Alberta Distillery Releases Chai Liqueur Using Canadian-Sourced Ingredients and Secret Family Recipe
FOR IMMEDIATE RELEASE
Alberta-based distillery Field Notes is launching its second product for Albertans to enjoy, called Jaya Chai Liqueur. It’s an aromatic new spirit crafted from a secret family recipe inspired by co-founder Faaiza Ramji’s Canadian-South Asian heritage, where chai is offered as a sign of hospitality in every interaction. Chai liqueurs are rare in the Canadian market and Jaya Chai Liqueur uses distilled Canadian oats, filtered water, assam tea, Alberta beet sugar and a blend of spices like cardamom and clove for an invigorating, authentic chai flavour.
“In my family and culture, every interaction starts with chai,” says Ramji. “And each recipe is unique—like a family’s fingerprint. I’m thrilled to be bringing a Canadian-South Asian drink like Jaya Chai Liqueur to Albertans as we gear up for a busy social calendar this fall and winter season.

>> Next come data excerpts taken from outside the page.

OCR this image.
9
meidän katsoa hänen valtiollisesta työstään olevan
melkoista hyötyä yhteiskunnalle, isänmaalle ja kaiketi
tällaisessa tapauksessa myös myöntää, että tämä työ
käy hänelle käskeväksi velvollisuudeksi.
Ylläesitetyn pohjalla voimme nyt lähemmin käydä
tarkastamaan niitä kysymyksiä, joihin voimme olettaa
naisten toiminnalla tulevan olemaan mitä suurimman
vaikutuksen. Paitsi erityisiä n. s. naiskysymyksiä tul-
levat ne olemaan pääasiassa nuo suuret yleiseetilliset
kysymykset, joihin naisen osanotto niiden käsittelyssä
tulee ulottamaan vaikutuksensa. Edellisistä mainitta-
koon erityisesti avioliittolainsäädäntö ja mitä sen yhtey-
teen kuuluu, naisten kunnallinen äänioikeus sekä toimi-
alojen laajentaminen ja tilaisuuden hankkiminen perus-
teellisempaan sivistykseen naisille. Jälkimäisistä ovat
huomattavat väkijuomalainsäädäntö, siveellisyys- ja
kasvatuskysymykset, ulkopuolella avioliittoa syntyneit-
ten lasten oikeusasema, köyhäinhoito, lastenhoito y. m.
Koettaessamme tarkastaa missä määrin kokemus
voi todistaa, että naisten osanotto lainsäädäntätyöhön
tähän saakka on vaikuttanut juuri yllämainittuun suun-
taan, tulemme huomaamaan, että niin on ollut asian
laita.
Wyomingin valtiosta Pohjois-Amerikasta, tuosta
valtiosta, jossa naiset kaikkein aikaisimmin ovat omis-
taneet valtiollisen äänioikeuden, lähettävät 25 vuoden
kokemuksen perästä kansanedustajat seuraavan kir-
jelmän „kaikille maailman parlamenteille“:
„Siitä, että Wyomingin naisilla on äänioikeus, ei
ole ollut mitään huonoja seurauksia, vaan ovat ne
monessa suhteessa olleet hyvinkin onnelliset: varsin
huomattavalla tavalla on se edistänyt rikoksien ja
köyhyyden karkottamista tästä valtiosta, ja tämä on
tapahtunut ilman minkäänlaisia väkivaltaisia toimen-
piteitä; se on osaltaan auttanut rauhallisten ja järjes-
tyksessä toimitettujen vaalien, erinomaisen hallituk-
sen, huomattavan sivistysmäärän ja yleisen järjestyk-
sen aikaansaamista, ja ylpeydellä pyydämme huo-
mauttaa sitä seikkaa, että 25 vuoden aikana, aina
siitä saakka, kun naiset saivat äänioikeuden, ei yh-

Alberta’s liquor stores and restaurants have been super receptive to adding another Field Notes spirit onto their shelves and menus.”
Jaya Chai Liqueur is best served on ice, with a splash of cream, or as a substitute in any classic coffee cocktail. Alongside the award-winning Sweet Pea Amaro released by Field Notes in 2021, Jaya will is now available in retail and hospitality locations across Alberta.
ABOUT FIELD NOTES
Field Notes is an award-winning Alberta-based distillery using often-overlooked ingredients grown in Canada in abundance. Following the 2021 release of its innovative debut liqueur, Sweet Pea Amaro, Field Notes made history as the first company in North America to fashion commercial spirits from field peas—a crop of which Canada leads globally in production and export. A kind of pilgrimage into Canadian Prairie terroir, Field Notes uncovers the seemingly hidden gems of Canadian agriculture and distils them to the masses—one unique spirit at a time.
ABOUT THE FOUNDERS
Field Notes is the brainchild of Faaiza Ramji, an Edmonton-based entrepreneur with a naturally curious disposition. During a directorial tenure in economic development she learned the immense value of agriculture in Alberta: Although Canada produces many of the basic ingredients the world relies upon, very few of those ingredients end up as finished products on local shelves, sacrificing GDP, jobs and additional downstream benefits to foreign countries. Greatly influenced by her South Asian heritage—where her grandmother, aunts and mother embraced natural remedies using herbs and spices to aid digestion, boost immunity, and even nourish skin—Faaiza formed a partnership in 2021 with Lindsey Good, a dedicated grower and owner of a 100-year old farm in southern Alberta. Together, driven to build a complete food ecosystem within the Canadian Prairies by turning more local crops into more finished products the world can enjoy, Ramji and Good planted the seeds for a new kind of Alberta distillery and called it Field Notes.